A la tête de plusieurs restaurants et d’une importante activité de traiteur en Normandie, Franck Archimbaud a vécu la pandémie et les fermetures comme un coup de massue, avec des dégâts sur l’activité qu’il développait.
Les dettes s’accumulent
Franck Archimbaud a pu (un peu) souffler pendant l’été. Le 2 juin 2020, les restaurants rouvraient, avec des dispositifs de distanciation, le port du masque obligatoire et un maximum de dix personnes à la même table. Le Saint-Pierre et les restaurants Otrechoze retrouvent des couleurs, mais pas l’activité de traiteur, toujours à l’arrêt avec l’absence de mariages, ni l’établissement de l’aéroport de Rouen.
« Disons qu’on a bricolé. Ça a redynamisé les équipes, fait du bien au moral. Mais ça n’a duré que l’été. Très vite, on a parlé de deuxième vague, et le reconfinement est arrivé. Je pensais que ça durerait jusqu’à décembre, et qu’on pourrait rouvrir pour Noël. Mais non, ça a duré, et c’est là que tout est devenu très compliqué… »
Le 30 octobre 2020, les restaurants ferment sans visibilité sur la reprise, que beaucoup espèrent pour la fin d’année. Sauf que non. Des bruits évoquent le 15 janvier 2021, voire le 1er février… Ça sera finalement ce mercredi 19 mai, uniquement en terrasse. Soit six mois et demi de fermeture totale. Pour Franck Archimbaud et pour les autres.
« Financièrement, c’est devenu compliqué. Le PGE a fondu comme du beurre au soleil, je n’avais pas de trésorerie, pas de chiffre d’affaires. J’ai bien tenté de faire de la vente à emporter, mais ça n’a fonctionné qu’un peu à Noël, au Nouvel An et à la Saint-Valentin, sinon pas vraiment. Les gens ont privilégié les pizzas et les burgers, pas la gastronomie à emporter. »

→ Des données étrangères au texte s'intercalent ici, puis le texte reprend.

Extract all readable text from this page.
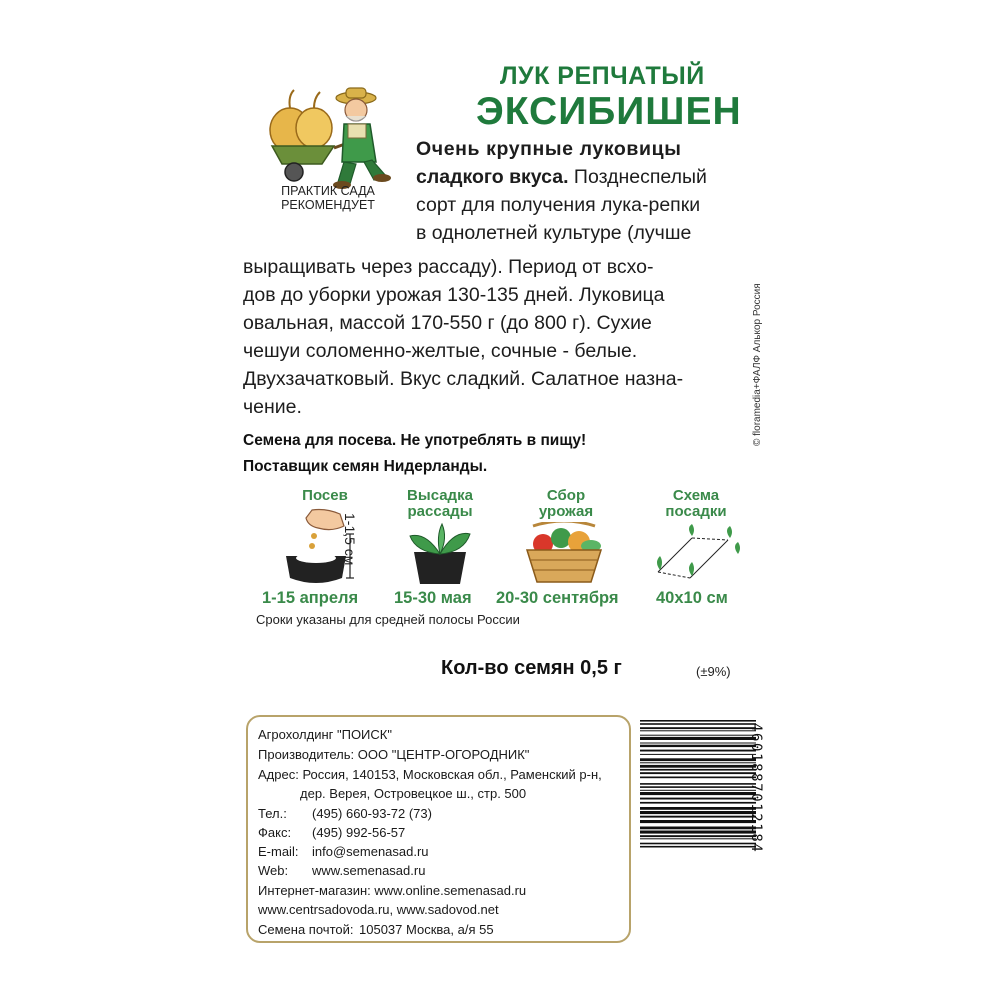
ЛУК РЕПЧАТЫЙ
ЭКСИБИШЕН
ПРАКТИК САДА
РЕКОМЕНДУЕТ
Очень крупные луковицы
сладкого вкуса. Позднеспелый
сорт для получения лука-репки
в однолетней культуре (лучше
выращивать через рассаду). Период от всхо-
дов до уборки урожая 130-135 дней. Луковица
овальная, массой 170-550 г (до 800 г). Сухие
чешуи соломенно-желтые, сочные - белые.
Двухзачатковый. Вкус сладкий. Салатное назна-
чение.
Семена для посева. Не употреблять в пищу!
Поставщик семян Нидерланды.
Посев	Высадка
рассады
Сбор
урожая
Схема
посадки
1-1,5 см
1-15 апреля 15-30 мая 20-30 сентября 40х10 см
Сроки указаны для средней полосы России
Кол-во семян 0,5 г	(±9%)
Агрохолдинг "ПОИСК"
Производитель: ООО "ЦЕНТР-ОГОРОДНИК"
Адрес: Россия, 140153, Московская обл., Раменский р-н,
дер. Верея, Островецкое ш., стр. 500
Тел.: (495) 660-93-72 (73)
Факс: (495) 992-56-57
E-mail: info@semenasad.ru
Web: www.semenasad.ru
Интернет-магазин: www.online.semenasad.ru
www.centrsadovoda.ru, www.sadovod.net
Семена почтой: 105037 Москва, а/я 55
© floramedia+ФАЛФ Алькор Россия
4601887012184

« Pour les finances, heureusement que le fonds de solidarité a augmenté [son aide] à 10 000 euros, ça nous a évité le crash immédiat. Les reports de charges ne changeaient pas grand-chose aux frais divers et je n’ai pas voulu souscrire de nouveau PGE. Avec les emprunts courants, le PGE précédent, les reports de charges, etc., je voyais s’accumuler les dettes. J’arrivais alors à plus de 500 000 euros à rembourser, le tout sans aucune visibilité sur la date de reprise. C’est un sacré coup porté au moral. »
Activité menacée
Déprimé, « au milieu du brouillard », Franck Archimbaud opte pour « la navigation à vue » :
« Je ne vais pas mentir, mais c’est dur. Pour les finances, je joue les prolongations, continue à demander des reports, mais ça devient très compliqué. Je veux tout faire pour sauver mon projet, mon bébé, mais ça fait un an que je n’ai plus de salaire, que je pioche dans mes économies, que je réduis la voilure au maximum, que je suis soutenu par ma compagne… Je ne sais pas quand ni comment, mais le Covid va casser mon entreprise. »

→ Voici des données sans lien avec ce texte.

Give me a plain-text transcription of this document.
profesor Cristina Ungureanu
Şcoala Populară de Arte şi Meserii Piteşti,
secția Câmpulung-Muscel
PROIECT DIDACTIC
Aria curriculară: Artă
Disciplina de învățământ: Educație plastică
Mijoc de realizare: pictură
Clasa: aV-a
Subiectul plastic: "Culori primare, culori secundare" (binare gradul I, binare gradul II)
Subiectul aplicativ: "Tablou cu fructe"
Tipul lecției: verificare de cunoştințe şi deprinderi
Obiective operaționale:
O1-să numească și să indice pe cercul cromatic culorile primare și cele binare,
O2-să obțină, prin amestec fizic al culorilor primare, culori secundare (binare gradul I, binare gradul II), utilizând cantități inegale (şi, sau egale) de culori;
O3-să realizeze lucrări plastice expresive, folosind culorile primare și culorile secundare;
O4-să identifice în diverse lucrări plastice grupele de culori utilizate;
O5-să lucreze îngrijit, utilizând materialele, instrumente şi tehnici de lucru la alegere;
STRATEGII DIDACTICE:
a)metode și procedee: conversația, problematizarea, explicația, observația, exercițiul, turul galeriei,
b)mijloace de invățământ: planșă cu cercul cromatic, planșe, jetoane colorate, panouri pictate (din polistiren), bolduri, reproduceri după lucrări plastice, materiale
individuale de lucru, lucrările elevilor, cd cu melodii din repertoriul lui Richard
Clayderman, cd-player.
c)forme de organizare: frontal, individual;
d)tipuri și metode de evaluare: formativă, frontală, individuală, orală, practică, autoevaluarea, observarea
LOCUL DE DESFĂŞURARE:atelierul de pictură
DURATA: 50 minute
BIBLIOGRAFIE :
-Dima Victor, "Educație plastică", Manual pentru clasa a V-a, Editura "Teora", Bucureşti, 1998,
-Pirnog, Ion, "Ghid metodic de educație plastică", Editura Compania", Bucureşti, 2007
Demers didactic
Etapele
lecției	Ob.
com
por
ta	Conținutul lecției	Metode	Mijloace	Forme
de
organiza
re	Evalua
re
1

Pudiquement, cela signifie que le restaurateur fait les comptes et envisage de fermer une partie de son activité. Si le 19 mai apparaît comme « le soleil derrière le brouillard », seul Le Saint-Pierre dispose d’une terrasse. Et encore, avec la jauge de 50 %, cela le limite à vingt clients par service. « Même si ça ne représente que 5 % de l’activité, je vais rouvrir parce que ça sera la première possibilité pour les équipes de recuisiner, de se remobiliser. »
La longue fermeture a eu raison de l’entrain. Deux salariés de Franck Archimbaud ont décidé de le quitter pour se reconvertir, et deux autres vont enchaîner congé maternité et congé parental – « C’étaient deux piliers, qui sont dans d’autres projets de vie, et je ne sais pas si elles reviendront… »
Toute l’hôtellerie-restauration semble en plein doute à l’approche de la réouverture : 100 000 salariés pourraient ne pas reprendre leur activité, d’après une étude citée par « les Echos ». « J’ai lancé des recrutements, mais j’ai beaucoup moins de réponses qu’auparavant », constate notre restaurateur, miné. « J’espère juste que ça va enfin repartir pour de bon, que je puisse sauver ce qui peut encore l’être, que je maintienne l’emploi et ce projet qui est toute ma vie. »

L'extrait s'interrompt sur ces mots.